Microsoft will adapt its Mediaroom Internet television client software for use on set-top boxes powered by Broadcom's system-on-a-chip technology.

Microsoft is teaming up with set-top box chipmaker Broadcom to develop technologies that will let consumers hook their televisions to the Internet while also tapping a host of new products and services.

Under the plan, Microsoft will adapt its Mediaroom Internet television client software for use on set-top boxes powered by Broadcom's system-on-a-chip technology.

Microsoft disclosed the initiative Sunday at the Consumer Electronics Show in Las Vegas.

The aim is to create new, interactive television offerings piped into consumers' homes using the IPTV (Internet Protocol Television) standard.

"We see increased synergy between the breadth of Broadcom product offerings and what Microsoft wants to enable within the whole home DVR environment," said Richard Nelson, VP of marketing for Broadcom's Broadband Communications Group, in a statement.

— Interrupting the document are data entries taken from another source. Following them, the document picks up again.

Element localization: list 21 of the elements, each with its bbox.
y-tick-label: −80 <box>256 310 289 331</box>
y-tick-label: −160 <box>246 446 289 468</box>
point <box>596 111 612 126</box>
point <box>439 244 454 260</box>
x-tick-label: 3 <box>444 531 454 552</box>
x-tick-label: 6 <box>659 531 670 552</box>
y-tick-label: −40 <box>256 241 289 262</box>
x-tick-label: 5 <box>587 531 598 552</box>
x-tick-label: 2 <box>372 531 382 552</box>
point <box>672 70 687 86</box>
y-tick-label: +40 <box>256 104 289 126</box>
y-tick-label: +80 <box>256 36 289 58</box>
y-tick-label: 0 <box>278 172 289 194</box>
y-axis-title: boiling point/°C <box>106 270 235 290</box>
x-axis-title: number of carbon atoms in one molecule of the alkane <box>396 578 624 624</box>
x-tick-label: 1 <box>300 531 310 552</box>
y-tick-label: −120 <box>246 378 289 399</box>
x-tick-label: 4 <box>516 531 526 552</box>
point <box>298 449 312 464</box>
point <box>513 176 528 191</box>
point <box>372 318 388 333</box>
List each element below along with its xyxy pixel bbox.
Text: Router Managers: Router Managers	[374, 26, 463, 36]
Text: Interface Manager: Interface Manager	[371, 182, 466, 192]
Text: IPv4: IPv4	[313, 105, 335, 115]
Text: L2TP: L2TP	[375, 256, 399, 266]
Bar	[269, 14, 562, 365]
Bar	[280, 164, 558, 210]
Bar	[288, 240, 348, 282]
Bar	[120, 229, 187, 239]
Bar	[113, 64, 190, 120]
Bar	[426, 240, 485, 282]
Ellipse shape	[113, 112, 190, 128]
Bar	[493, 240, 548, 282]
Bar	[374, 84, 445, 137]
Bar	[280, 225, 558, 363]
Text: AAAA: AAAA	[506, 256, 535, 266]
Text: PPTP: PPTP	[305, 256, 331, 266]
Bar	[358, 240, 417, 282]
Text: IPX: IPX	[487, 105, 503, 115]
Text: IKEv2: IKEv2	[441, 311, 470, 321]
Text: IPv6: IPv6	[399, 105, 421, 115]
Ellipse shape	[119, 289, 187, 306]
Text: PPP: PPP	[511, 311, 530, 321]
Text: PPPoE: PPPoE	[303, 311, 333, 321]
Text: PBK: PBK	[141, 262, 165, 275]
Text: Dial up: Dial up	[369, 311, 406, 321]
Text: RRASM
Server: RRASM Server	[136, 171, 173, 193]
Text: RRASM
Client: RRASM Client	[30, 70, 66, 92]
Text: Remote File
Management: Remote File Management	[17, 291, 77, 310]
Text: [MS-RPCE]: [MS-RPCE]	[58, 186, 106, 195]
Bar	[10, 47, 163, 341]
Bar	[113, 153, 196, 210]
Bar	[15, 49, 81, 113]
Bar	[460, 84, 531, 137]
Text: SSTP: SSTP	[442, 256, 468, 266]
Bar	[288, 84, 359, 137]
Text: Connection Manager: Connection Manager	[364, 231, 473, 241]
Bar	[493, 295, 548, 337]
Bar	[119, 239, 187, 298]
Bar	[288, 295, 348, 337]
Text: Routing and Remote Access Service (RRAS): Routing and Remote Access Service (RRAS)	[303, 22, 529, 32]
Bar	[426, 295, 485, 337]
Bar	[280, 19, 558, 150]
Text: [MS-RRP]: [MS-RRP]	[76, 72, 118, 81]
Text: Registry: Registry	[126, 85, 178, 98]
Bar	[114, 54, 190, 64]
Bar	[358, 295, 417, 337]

Microsoft and Broadcom said their collaboration will result in a number of advanced digital television offerings, including easier digital video recording, interactive TV and photo and music sharing services.

Broadcom has captured a healthy share of the set-top box market with its next-generation system-on-a-chip technology. Its 65-nanometer BCM7405 chip includes built in support for the digital rights management technologies included in Microsoft's Windows Media format -- including DRM 10.

It also supports new video compression standards like VC-1 and H.264.

But the biggest challenges for Microsoft and Broadcom in terms of marketing their offerings may be commercial, not technological.

Most U.S. cable network operators have to date been hesitant to offer anything beyond the most rudimentary interactive services due to concerns that the bandwidth required for those services detracts from the bandwidth available to deliver programming.

The companies may have more success in Europe where interactive TV is better established. Indeed, Microsoft on Sunday said British Telecom will tap the Microsoft, Broadcom alliance for technology for BT's Vision digital television service.